US President Barack Obama has warned the new Republican-dominated Congress against additional sanctions on Iran, saying he would veto any such move.
Obama made the remarks during his sixth State of the Union speech before a joint session of Congress on Tuesday.
He warned Congress that any measures to impose new sanctions on Iran over its nuclear program would result in the failure of US diplomacy.
“Our diplomacy is at work with respect to Iran… Between now and this spring, we have a chance to negotiate a comprehensive agreement,” Obama said.
"New sanctions passed by this Congress, at this moment in time, will all but guarantee that diplomacy fails," he said. "That is why I will veto any new sanctions bill that threatens to undo this progress."
However, he also reiterated threats about keeping “all options on the table to prevent a nuclear Iran.”
A bipartisan group of US senators is pushing a new round of sanctions on Iran and could be part of the Senate’s agenda in coming weeks.
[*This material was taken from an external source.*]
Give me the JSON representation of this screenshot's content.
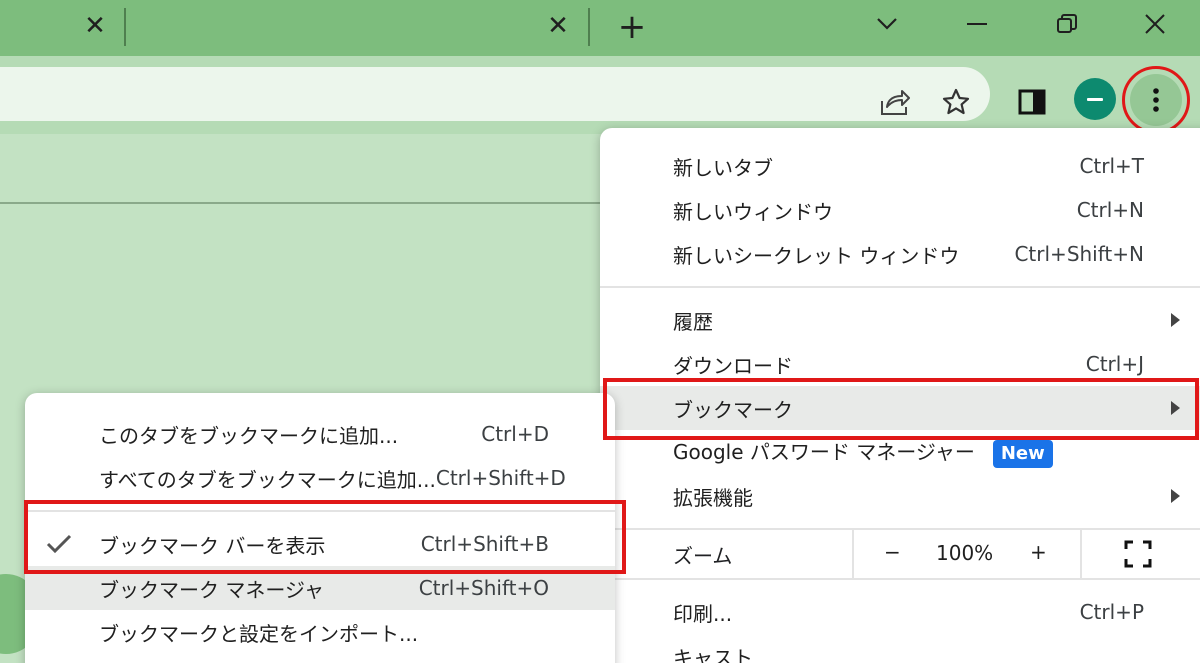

Bob Corker, the chairman of the Senate Foreign Relations Committee, said last week that the Senate will start debate soon on whether to impose new sanctions against Iran.
Iran and the P5+1 states - the US, France, Britain, Russia, China and Germany - are making intensive efforts to narrow their differences and pave the way for a final, long-term accord aimed at putting an end to the 12-year-old dispute over Tehran’s nuclear program.
Iran and the six powers wrapped up their last round of nuclear talks in Geneva on December 17, 2014, three weeks after they failed to reach a final agreement by a November 24 deadline despite making some progress.
The two sides agreed to extend their discussions for seven more months until July 1, 2015.
The scale of Iran’s uranium enrichment and the timetable for the lifting of anti-Iran sanctions are seen as major sticking points in the talks.